<i>120 battements par minute</i> de Robin Campillo 120 battements par minute de Robin Campillo © D. R.
Critiques cinéma festival

120 battements par minute

Lauréat du Grand Prix, 120 battements par minute de Robin Campillo incarne la lutte des militants d’Act Up contre le Sida dans les années 1990. Un film documenté, loin de se complaire dans le documentaire. 

Par Nicolas Villodre publié le 29 mai 2017

Le long métrage de Robin Campillo consacré à Act Up, 120 battements par minute, se réfère par son intitulé même au rythme cardiaque et au tempo allant du moderato à l’allegro. Il s’agit d’un film militant très documenté et non du tout d’un documentaire sur les « années Sida » du temps de la génération Mitterrand. Le parti pris fictionnel de Campillo présente des avantages certains mais aussi quelques inconvénients. Nous est en effet livrée une bande de facture académique, transparence par son esthétique, destinée à une diffusion télévisuelle qui ne réunit pas, d’après nous, tous les moyens de son ambition. En termes de production, s’entend.
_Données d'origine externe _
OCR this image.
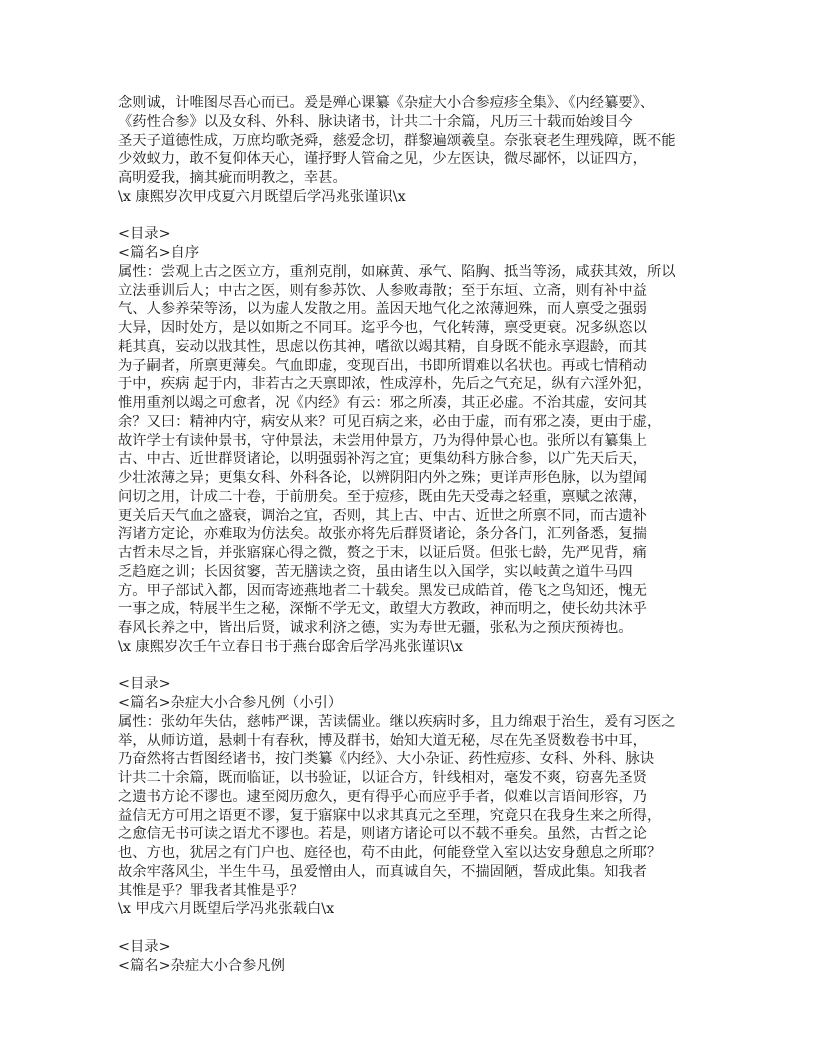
念则诚，计唯图尽吾心而已。爰是殚心课纂《杂症大小合参痘疹全集》、《内经纂要》、
《药性合参》以及女科、外科、脉诀诸书，计共二十余篇，凡历三十载而始竣目今
圣天子道德性成，万庶均歌尧舜，慈爱念切，群黎遍颂羲皇。奈张衰老生理残障，既不能
少效蚁力，敢不复仰体天心，谨抒野人管侖之见，少左医诀，微尽鄙怀，以证四方，
高明爱我，摘其疵而明教之，幸甚。
\x 康熙岁次甲戌夏六月既望后学冯兆张谨识\x
<目录>
<篇名>自序
属性：尝观上古之医立方，重剂克削，如麻黄、承气、陷胸、抵当等汤，咸获其效，所以
立法垂训后人；中古之医，则有参苏饮、人参败毒散；至于东垣、立斋，则有补中益
气、人参养荣等汤，以为虚人发散之用。盖因天地气化之浓薄迥殊，而人禀受之强弱
大异，因时处方，是以如斯之不同耳。迄乎今也，气化转薄，禀受更衰。况多纵恣以
耗其真，妄动以戕其性，思虑以伤其神，嗜欲以竭其精，自身既不能永享遐龄，而其
为子嗣者，所禀更薄矣。气血即虚，变现百出，书即所谓难以名状也。再或七情稍动
于中，疾病 起于内，非若古之天禀即浓，性成淳朴，先后之气充足，纵有六淫外犯，
惟用重剂以竭之可愈者，况《内经》有云：邪之所凑，其正必虚。不治其虚，安问其
余？又曰：精神内守，病安从来？可见百病之来，必由于虚，而有邪之凑，更由于虚，
故许学士有读仲景书，守仲景法，未尝用仲景方，乃为得仲景心也。张所以有纂集上
古、中古、近世群贤诸论，以明强弱补泻之宜；更集幼科方脉合参，以广先天后天，
少壮浓薄之异；更集女科、外科各论，以辨阴阳内外之殊；更详声形色脉，以为望闻
问切之用，计成二十卷，于前册矣。至于痘疹，既由先天受毒之轻重，禀赋之浓薄，
更关后天气血之盛衰，调治之宜，否则，其上古、中古、近世之所禀不同，而古遗补
泻诸方定论，亦难取为仿法矣。故张亦将先后群贤诸论，条分各门，汇列备悉，复揣
古哲未尽之旨，并张寤寐心得之微，赘之于末，以证后贤。但张七龄，先严见背，痛
乏趋庭之训；长因贫窭，苦无膳读之资，虽由诸生以入国学，实以岐黄之道牛马四
方。甲子部试入都，因而寄迹燕地者二十载矣。黑发已成皓首，倦飞之鸟知还，愧无
一事之成，特展半生之秘，深惭不学无文，敢望大方教政，神而明之，使长幼共沐乎
春风长养之中，皆出后贤，诚求利济之德，实为寿世无疆，张私为之预庆预祷也。
\x 康熙岁次壬午立春日书于燕台邸舍后学冯兆张谨识\x
<目录>
<篇名>杂症大小合参凡例（小引）
属性：张幼年失估，慈帏严课，苦读儒业。继以疾病时多，且力绵艰于治生，爰有习医之
举，从师访道，悬刺十有春秋，博及群书，始知大道无秘，尽在先圣贤数卷书中耳，
乃奋然将古哲图经诸书，按门类纂《内经》、大小杂证、药性痘疹、女科、外科、脉诀
计共二十余篇，既而临证，以书验证，以证合方，针线相对，毫发不爽，窃喜先圣贤
之遗书方论不谬也。逮至阅历愈久，更有得乎心而应乎手者，似难以言语间形容，乃
益信无方可用之语更不谬，复于寤寐中以求其真元之至理，究竟只在我身生来之所得，
之愈信无书可读之语尤不谬也。若是，则诸方诸论可以不载不垂矣。虽然，古哲之论
也、方也，犹居之有门户也、庭径也，苟不由此，何能登堂入室以达安身憩息之所耶？
故余牢落风尘，半生牛马，虽爱憎由人，而真诚自矢，不揣固陋，誓成此集。知我者
其惟是乎？罪我者其惟是乎？
\x 甲戌六月既望后学冯兆张载白\x
<目录>
<篇名>杂症大小合参凡例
Les manifestations reconstituées (celle, en particulier de la Gay Pride) rassemblent deux pelés et trois tondus, toujours la même quinzaine d’acteurs et de figurants peuplant le petit amphithéâtre qui fait office de lieu de RH (réunion hebdomadaire) des adhérents de l’association parisienne. Une console de jeu électronique portable, brocantée aux Puces du design et une allusion dans une réplique au prix du loyer estimé en francs suffisent au réalisateur à authentifier les années 1980. Les rôles principaux sont tous impeccablement tenus. La direction d’acteurs est, à cet égard, efficace. Le film a un caractère pédagogique. Il informe sur une période que l’on pensait connaître pour l’avoir vécue de loin. À ce titre, il présente des faits historiques.

Il propose une rapide formation au combat politique, suivant les méthodes préconisées par le fondateur américain de l’association mère, Larry Kramer, illustrée par un échantillon de modes d’intervention médiatiques, y compris en donnant la recette de fabrication maison de « faux sang » destiné à remplir des pochettes qui seront ensuite projetées sur des objectifs précis qu’on veut spectaculairement marquer ou des responsables qu’on cherche à ridiculiser devant les caméras. Cette reconstitution de la lutte contre le Sida et de la défense des personnes atteintes par cette maladie s’accompagne d’une Love story entre deux des militants, l’un en phase terminale, l’autre séronégatif, remarquablement campés par Nahuel Pérez Biscayart et Arnaud Valois.

Cette affaire sentimentale occupe la deuxième partie du film. Y est alors développée une thématique qu’aucun autre collectif, qu’il soit féministe, écologiste ou prônant la défense des minorités, n’a eu à gérer, celui de la mort imminente d’une partie de ses membres. Avec ce que suppose le quotidien des malades : prises régulières de médicaments, réveils nocturnes à cet effet, hospitalisation, mise sous perfusion, etc. L’affaire du sang contaminé fait d’ailleurs partie d’un débat animé au sein du forum hebdomadaire. La lente dégradation de la santé d’un des deux protagonistes est montrée dans tout son tragique en même temps qu’avec tact. Il faut dire que le film doit beaucoup à l’interprétation.